Location: Munich, Germany
Summary: Revival and community
Overview. The basic Hamam concept originated thousands of years ago and is commonly known as the Turkish bath. In ancient times, the Hamam was much more than just a place to cleanse the skin. It was intimately bound with everyday life; a place where people of every rank and station—young and old, rich and poor—could come freely. Hamams enjoyed a resurgence in popularity in Europe during the Victorian era. Today, modern Hamams offer invigorating cleansing and relaxation. The structure of interconnected rooms promotes socializing and community, making it ideal for couples or groups.
My experience. Like most Hamams, my experience began in the Warm Room, or tepidarium. There, in the hot dry air, the body begins to relax, perspire and detoxify.
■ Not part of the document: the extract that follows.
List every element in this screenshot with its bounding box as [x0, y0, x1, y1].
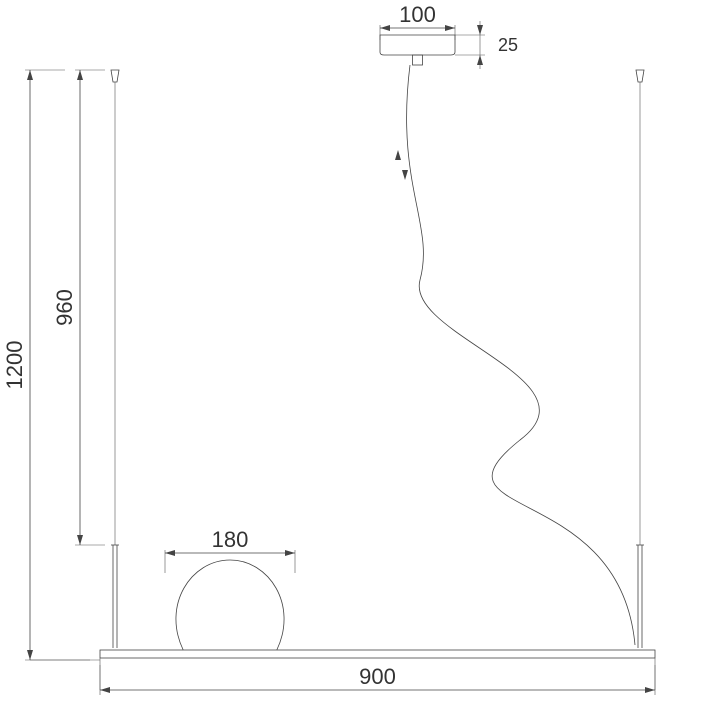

Next, I moved to the Hot Room, or scaklik, where the intense heat accelerates the detoxification process. In the Hot Room, guests are invited to ladle cool water over their skin to remain comfortable. After the scaklik, I moved to a private room for exfoliation and massage. Exfoliation is the traditional soap scrub with gommage, followed by a head-to-toe olive oil soap scrub down. Next, the attendant performs a deep massage with fragrant oils. The last stop is the Cool Room, or sogukluk. In this quiet haven, guests can sip tea, relax and even nap before departing. The result is truly invigorating and leaves the body smooth and refreshed.
The takeaway. Technology continues to eliminate more and more opportunities for socialization in the modern world because many spend the majority of their time sitting in front of computer screens or communicating via text messaging. The Hamam concept offers a way to pair healthful body treatments with socialization and connection; a combination that’s sure to appeal to more and more people as technology increases feelings of isolation.
In Europe, luxury lives. So do impeccable training, unparalleled service quality, memorable environments, and a deep regard for the individuality and essence of the client and the sanctity of the moment. For decades, skin care and spa treatments have been integral elements of beauty and self-care in European countries. And they continue to thrive, even in a world that offers an ever-expanding menu of quick, aggressive anti-aging strategies. That’s why if?you are wondering how to set your business apart in the United States, Europe’s spas just may hold the answers.